Dislocation is the natural enemy of friendship. Most of our group of 13 people had been friends since the age of ten when we started school together (some earlier), and we naturally thought that we would always stay very close. Despite this, there are so many obstacles and developments throughout life that can erode your connection with close friends. It’s not rocket science. After secondary school ends, people move in different directions; attending different universities, moving interstate and overseas, starting different careers, settling into relationships and starting families. Old friendships can tend to take, what you think of it at the time as, a temporary backseat. We were all in our early thirties by this time, and with many of us now with young families, and different career paths, we were ripe for erosion.
“Unless we do something about it now, we will all drift apart. We need to stick together.” The new bottle of wine arrived. Then we set about manufacturing glue.
Over the next year or so, we set up 3 annual “anchor” events, set in concrete, scheduled for the same time every year; so it didn’t matter what else was going on in your life, you always knew with certainty where you would be on those 3 key dates. The events were spread apart so there was never more than 6 months between them (late November, mid February, mid July). We set the key event as a weekend away (this soon expanded to 3 days) on a farm or coastal property where we could play loud music all night and not annoy the neighbors. One person was designated as the central point of contact, initiating all correspondence for each event. Within a few years, the glue had well and truly set. The events were so much fun that they became compulsory and long awaited. The email and telephone banter usually started a few weeks before the event, and often required additional mini gatherings, such as testing potential eating venues. We called these “reckkies”.

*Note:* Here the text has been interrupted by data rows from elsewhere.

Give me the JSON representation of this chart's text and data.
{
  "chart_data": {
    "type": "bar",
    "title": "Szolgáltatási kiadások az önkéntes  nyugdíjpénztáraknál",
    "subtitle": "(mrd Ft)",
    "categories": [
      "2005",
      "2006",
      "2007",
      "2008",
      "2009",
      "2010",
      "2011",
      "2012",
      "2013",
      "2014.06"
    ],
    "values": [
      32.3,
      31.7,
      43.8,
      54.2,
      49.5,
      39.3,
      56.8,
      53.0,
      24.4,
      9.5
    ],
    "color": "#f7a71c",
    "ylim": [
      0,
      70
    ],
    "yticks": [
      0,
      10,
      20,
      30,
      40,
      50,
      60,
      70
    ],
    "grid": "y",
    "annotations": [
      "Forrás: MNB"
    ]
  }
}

The anchored events kept us in regular contact, which then extended to a host of other sightings during the year (football games, birthdays, dinners, BBQ’s, concerts etc).
Johnny’s statement started out being correct but finished up being totally wrong. It is now 22 years later, and after 43 very long lunches and 21 three-day weekends away, the same 13 regular attendees are still getting excited about the next event, some flying in from interstate to attend. The 44th lunch is in two weeks, and I can hardly wait. The emails and phone calls have already started.
Our kids are now in their teens and twenties, and probably think that we are being overly dramatic when we try to reinforce the importance of setting up a structure. Our advice to them is that If you have a good group of people, don’t just let it slide. Make it stick.
We will still be having lunches and weekends until we are all pushing up daisies, with only one person left standing. At the moment there are 13 people hoping that person is going to be them.